Posted on:2008-08-01Degree:Ph.DType:Dissertation
University:The University of Wisconsin - MilwaukeeCandidate:Dryer, Dylan BFull Text:PDF
GTID:1445390005473409Subject:Education
Abstract/Summary:
Over the last quarter-century, genre studies has profited from and contributed to the widespread interest of critical social theorists in the production and maintenance and transformation of social structures. Much contemporary genre theory, however, is limited in its usefulness by persistent functionalist thinking about motive, intention, and constraint. In advancing theories of the social, many conversations about the circulation of textual forms conflate outcome with intention, or consequence with design, and thus over-attribute agency to writers and structure to genre.
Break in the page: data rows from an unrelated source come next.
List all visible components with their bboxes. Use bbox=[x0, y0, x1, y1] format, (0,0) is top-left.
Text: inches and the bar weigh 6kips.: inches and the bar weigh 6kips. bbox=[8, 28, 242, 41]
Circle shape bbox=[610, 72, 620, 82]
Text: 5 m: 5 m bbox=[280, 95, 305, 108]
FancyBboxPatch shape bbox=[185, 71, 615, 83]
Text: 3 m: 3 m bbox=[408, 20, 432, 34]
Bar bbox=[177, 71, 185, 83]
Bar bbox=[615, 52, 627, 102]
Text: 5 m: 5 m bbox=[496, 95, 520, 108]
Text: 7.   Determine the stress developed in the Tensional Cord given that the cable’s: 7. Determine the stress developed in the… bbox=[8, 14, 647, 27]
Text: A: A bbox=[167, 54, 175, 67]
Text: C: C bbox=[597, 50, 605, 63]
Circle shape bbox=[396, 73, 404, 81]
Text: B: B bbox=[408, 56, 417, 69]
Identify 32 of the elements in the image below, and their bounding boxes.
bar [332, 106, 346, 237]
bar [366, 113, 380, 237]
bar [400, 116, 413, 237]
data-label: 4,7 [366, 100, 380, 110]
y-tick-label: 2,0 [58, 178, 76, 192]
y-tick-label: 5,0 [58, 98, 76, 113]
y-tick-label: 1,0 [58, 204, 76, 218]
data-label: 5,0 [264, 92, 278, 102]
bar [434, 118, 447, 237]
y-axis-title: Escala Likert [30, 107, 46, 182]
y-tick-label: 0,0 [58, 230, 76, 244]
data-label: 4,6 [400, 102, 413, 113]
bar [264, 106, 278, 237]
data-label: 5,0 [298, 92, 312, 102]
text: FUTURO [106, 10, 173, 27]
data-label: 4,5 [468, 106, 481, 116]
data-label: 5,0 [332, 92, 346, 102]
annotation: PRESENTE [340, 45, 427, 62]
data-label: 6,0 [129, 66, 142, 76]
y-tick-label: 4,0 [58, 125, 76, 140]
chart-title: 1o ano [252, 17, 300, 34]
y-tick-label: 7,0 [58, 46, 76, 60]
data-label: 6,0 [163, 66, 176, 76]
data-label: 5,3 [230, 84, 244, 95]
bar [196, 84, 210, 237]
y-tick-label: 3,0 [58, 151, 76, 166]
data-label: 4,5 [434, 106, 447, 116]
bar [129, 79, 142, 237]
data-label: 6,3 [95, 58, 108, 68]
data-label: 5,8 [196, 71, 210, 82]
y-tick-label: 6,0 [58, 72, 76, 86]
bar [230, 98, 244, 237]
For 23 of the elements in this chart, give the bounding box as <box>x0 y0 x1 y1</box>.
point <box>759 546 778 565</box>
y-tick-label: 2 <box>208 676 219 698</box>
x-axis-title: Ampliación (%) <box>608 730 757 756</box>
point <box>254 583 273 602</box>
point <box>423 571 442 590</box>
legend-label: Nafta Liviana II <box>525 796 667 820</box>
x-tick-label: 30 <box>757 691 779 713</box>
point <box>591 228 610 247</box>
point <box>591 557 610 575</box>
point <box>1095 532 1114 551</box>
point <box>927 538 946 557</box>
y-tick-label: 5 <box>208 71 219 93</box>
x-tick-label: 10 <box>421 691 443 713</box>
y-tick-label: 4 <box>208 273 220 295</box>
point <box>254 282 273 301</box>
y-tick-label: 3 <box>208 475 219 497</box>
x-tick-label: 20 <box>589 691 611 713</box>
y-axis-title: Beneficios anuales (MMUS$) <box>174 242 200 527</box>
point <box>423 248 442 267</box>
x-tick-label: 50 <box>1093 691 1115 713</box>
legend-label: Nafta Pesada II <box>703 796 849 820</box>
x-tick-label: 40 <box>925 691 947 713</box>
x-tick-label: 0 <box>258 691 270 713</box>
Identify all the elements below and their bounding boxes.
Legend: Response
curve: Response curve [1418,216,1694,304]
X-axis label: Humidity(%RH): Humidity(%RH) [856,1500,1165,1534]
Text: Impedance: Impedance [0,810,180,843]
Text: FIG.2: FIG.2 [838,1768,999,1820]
Drawing on recent work in spatial theory and composition studies' growing interest in what some compositionists call writers' "discursive resources," I propose in this dissertation a way of talking about genre uptake that does justice to the complexity of genre-structure and to writers' agency in composing within such structures. I test the viability of this way of talking about genre in three case-studies of genre uptake: a writing classroom, an administrative reform, and part of a "community outreach" initiative of the Milwaukee Department of City Development. Based on my findings, I conclude by outlining a rhetorical methodology for institutional transformation through genre intervention.